Friday, March 7, 2014

Varanasi Diary, Day 2: The city that lives for the dead




Diffused sunrise from the hotel balcony

1st March: The sunrise in Varanasi is supposed to be a spectacular sight from the Ghat side as the onset of activities among the populace starts with a Surya-Pranam (prayer to the sun god) at the bathing steps. We were not as lucky as the sky was still cloudy and the sun refused to appear although it did wash the area with light diffused as if from a bright ceiling-lamp. The morning started with a stroll down the Ghats and then up the stone-steps of Daswashyamedh , the holiest ghat, for the vegetarian breakfast at a road side eatery & down the same steps again for a stroll upto the Manikarnika Ghat where flames on the pyres have never ceased since the crematorium’s inception centuries, if not civilisations, earlier.

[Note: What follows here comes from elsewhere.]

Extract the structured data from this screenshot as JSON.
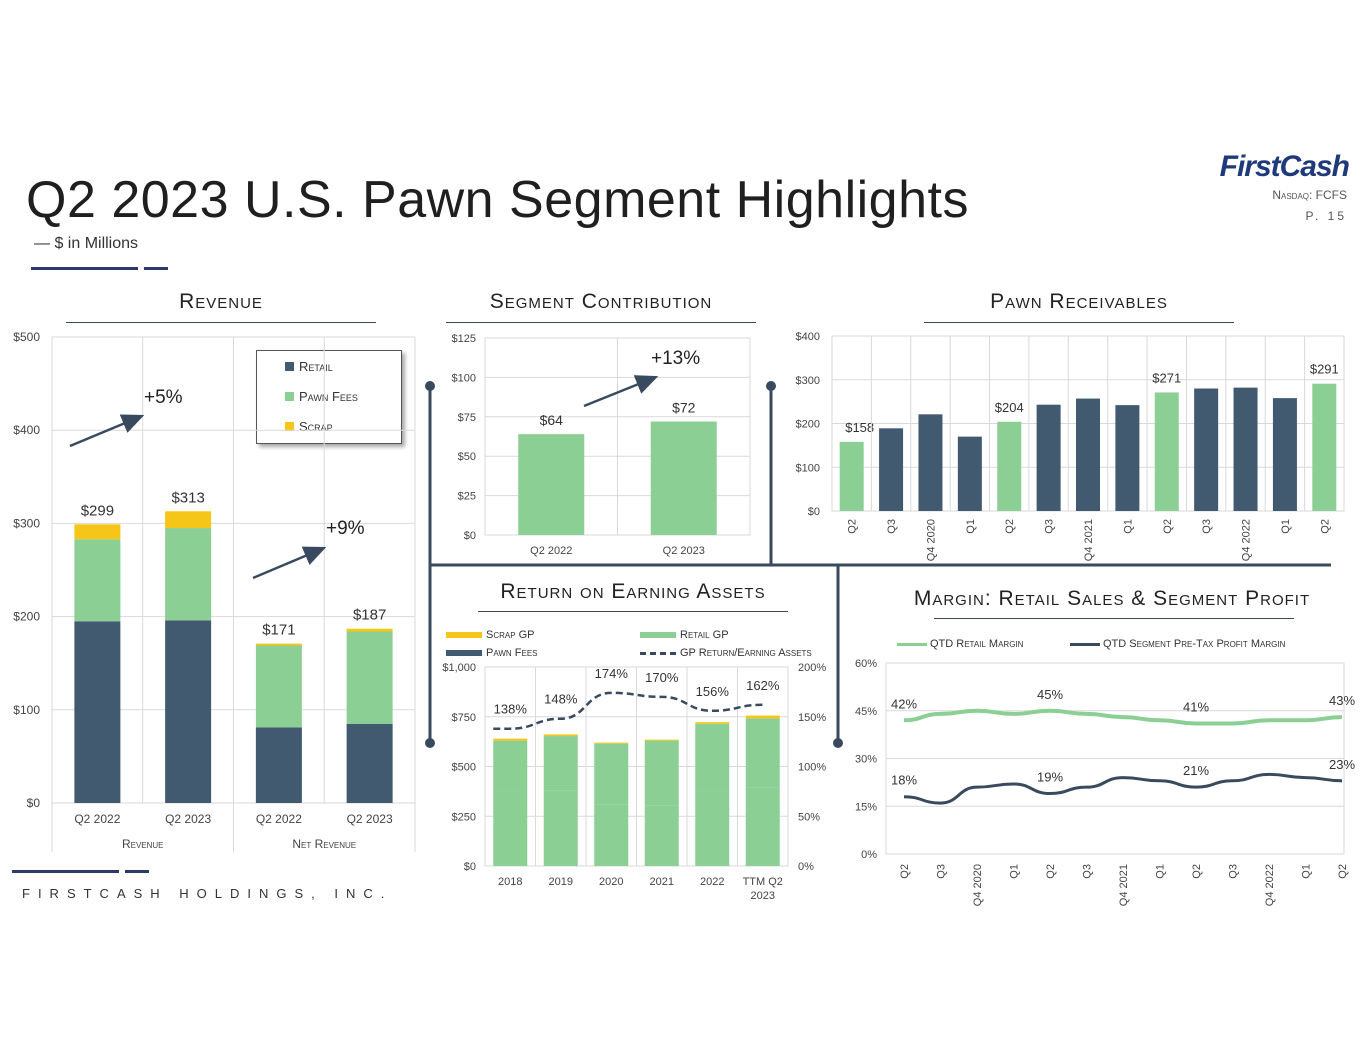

Varanasi is considered among the frontrunners for the oldest city in the world dating back to 8000 years. Frommer’s travel-guide on India has a quaint quotation of Mark Twain on Varanasi. When Mark Twain travelled to Varanasi in early nineteenth century, he found the city “older than history, older than tradition, older even than legends and it looks twice as old as all of them put  together.”


The bank opposite
The burning ghat had seven pyres simultaneously lit & the corpses , neatly decked and covered (parceled if I may obliquely state), went on arriving. The ashes  were taken away three hours later for immersion  in the river. On the north corner of the ghat, boats were anchoring themselves . These were boats full of wooden logs that were being delivered at the ghat itself. By this team the sun was beating down upon us . The heat from its rays felt  as high as that of the flames on the pyres. We decided to head back to our hotel in Chousatti ghat for freshening up with a bath, a shot of gin and a light lunch.
Aarti at Daswashyomedh Ghat
 
As evening dusked its way , we headed for the daily performance of Aarti (evening prayer) at the Daswashyomedh ghat with  synchronized aarti from five Pujaris(priests) followed by the Bhajans (devotional songs). The chaos and the bustling from the city where people from all communities, caste, creed, regions of India (and abroad) congregate here daily was surprisingly absent during the progress of the Aarti only to be drowned by the chorus of the Bhajans blaring over the loudspeakers ,soon after.  


Varanasi traffic


Back inside the chaos of the city after the performance, we called it a day after a quick Thandai (a cool drink made of milk & hemp leaves) at a shop and a trudge on the rickshaw amidst a drizzle & Varanasi traffic.  The sky seemed to be clearing after the cessation of rain as we made plans to visit Sarnath, the next day.